Music can be divided into three general categories—music you should repent of, music you can grow from, and music you can grow into.
Music can be repented of for two reasons. The more obvious would be the intellectual musical attempts to declare the world to be a different kind of place than God created it to be. The music of Schoenberg and John Cage should be placed in this category.
Another form of repentance would be for thinking that any piece of music, provided you like it, should be suitable for any occasion. But the Bible teaches in multiple ways, that music is designed to accompany, and therefore there is one kind of music for mourning and another kind for dancing. There is music for worship, and there is music to get your guests chattering.

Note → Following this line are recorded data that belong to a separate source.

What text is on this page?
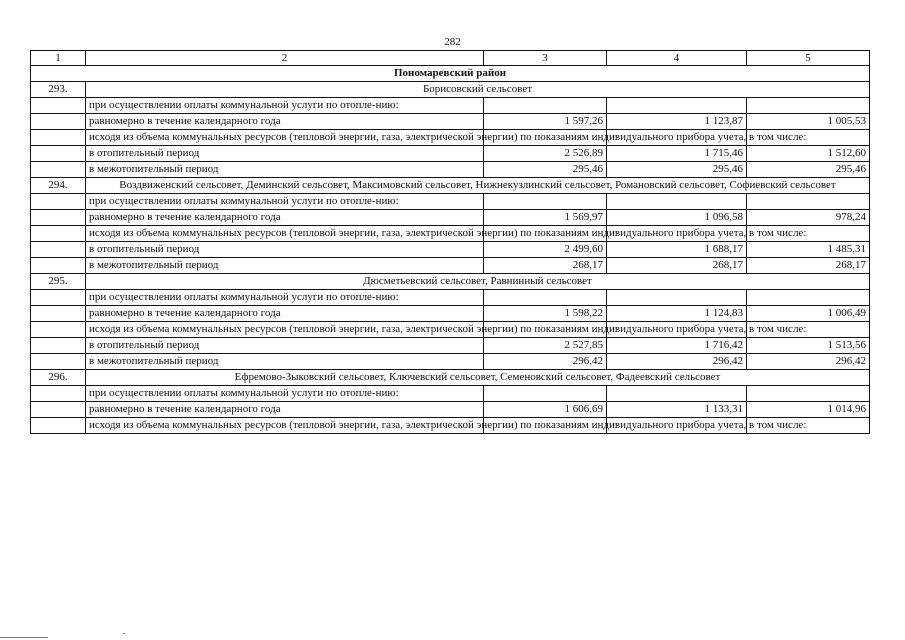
282
1	2	3	4	5
Пономаревский район				
293.	Борисовский сельсовет			
	при осуществлении оплаты коммунальной услуги по отопле-нию:			
	равномерно в течение календарного года	1 597,26	1 123,87	1 005,53
	исходя из объема коммунальных ресурсов (тепловой энергии, газа, электрической энергии) по показаниям индивидуального прибора учета, в том числе:			
	в отопительный период	2 526,89	1 715,46	1 512,60
	в межотопительный период	295,46	295,46	295,46
294.	Воздвиженский сельсовет, Деминский сельсовет, Максимовский сельсовет, Нижнекузлинский сельсовет, Романовский сельсовет, Софиевский сельсовет			
	при осуществлении оплаты коммунальной услуги по отопле-нию:			
	равномерно в течение календарного года	1 569,97	1 096,58	978,24
	исходя из объема коммунальных ресурсов (тепловой энергии, газа, электрической энергии) по показаниям индивидуального прибора учета, в том числе:			
	в отопительный период	2 499,60	1 688,17	1 485,31
	в межотопительный период	268,17	268,17	268,17
295.	Дюсметьевский сельсовет, Равнинный сельсовет			
	при осуществлении оплаты коммунальной услуги по отопле-нию:			
	равномерно в течение календарного года	1 598,22	1 124,83	1 006,49
	исходя из объема коммунальных ресурсов (тепловой энергии, газа, электрической энергии) по показаниям индивидуального прибора учета, в том числе:			
	в отопительный период	2 527,85	1 716,42	1 513,56
	в межотопительный период	296,42	296,42	296,42
296.	Ефремово-Зыковский сельсовет, Ключевский сельсовет, Семеновский сельсовет, Фадеевский сельсовет			
	при осуществлении оплаты коммунальной услуги по отопле-нию:			
	равномерно в течение календарного года	1 606,69	1 133,31	1 014,96
	исходя из объема коммунальных ресурсов (тепловой энергии, газа, электрической энергии) по показаниям индивидуального прибора учета, в том числе:			
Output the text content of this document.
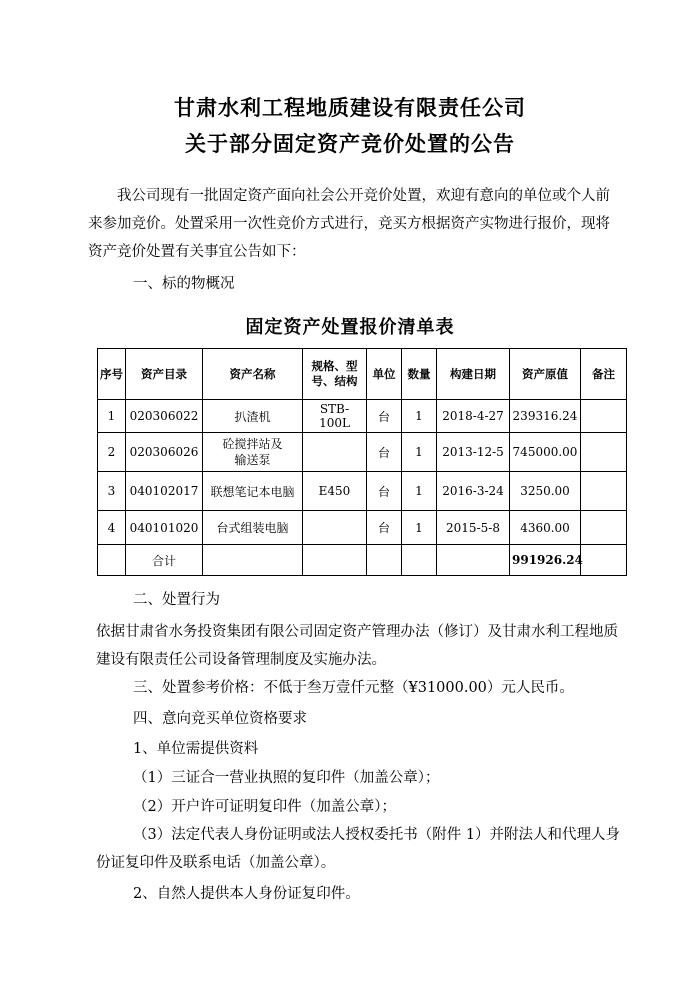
甘肃水利工程地质建设有限责任公司
关于部分固定资产竞价处置的公告
我公司现有一批固定资产面向社会公开竞价处置，欢迎有意向的单位或个人前来参加竞价。处置采用一次性竞价方式进行，竞买方根据资产实物进行报价，现将资产竞价处置有关事宜公告如下：
一、标的物概况
固定资产处置报价清单表
序号	资产目录	资产名称	规格、型号、结构	单位	数量	构建日期	资产原值	备注
1	020306022	扒渣机	STB-100L	台	1	2018-4-27	239316.24	
2	020306026	砼搅拌站及输送泵		台	1	2013-12-5	745000.00	
3	040102017	联想笔记本电脑	E450	台	1	2016-3-24	3250.00	
4	040101020	台式组装电脑		台	1	2015-5-8	4360.00	
	合计						991926.24	
二、处置行为
依据甘肃省水务投资集团有限公司固定资产管理办法（修订）及甘肃水利工程地质建设有限责任公司设备管理制度及实施办法。
三、处置参考价格：不低于叁万壹仟元整（¥31000.00）元人民币。
四、意向竞买单位资格要求
1、单位需提供资料
（1）三证合一营业执照的复印件（加盖公章）；
（2）开户许可证明复印件（加盖公章）；
（3）法定代表人身份证明或法人授权委托书（附件 1）并附法人和代理人身份证复印件及联系电话（加盖公章）。
2、自然人提供本人身份证复印件。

Music you can grow from is probably the kind of music you naturally gravitate to. Musically, it is not in rebellion against God—no non-Euclidian scales, everything is tonal, the rhythms are . . . rhythmical, and so forth. But in these days of mass production, most of it is pretty forgettable, and can almost be thought of as a consumption item. It is not sin, any more than Kraft Mac n’ Cheese in a box is sin. But if you are still having that for every dinner fifteen years from now, it would be hard to escape the conclusion that you married the wrong person. With the musical equivalent, the lyrics are trite and the melodic hooks are, if possible, even more trite. This is true of most popular music, but not all of it of course. Young people, if you like what you like, find the good stuff there, study it, think it through. Above everything else, do not define the “good stuff” as that which is currently hot.
What we want the music of the church to do is provide two things—a sense of the need for diverse music for diverse occasions, and an example of the kind of music that we should long to grow up into. What will music be like when it matures? What will music be like in the resurrection?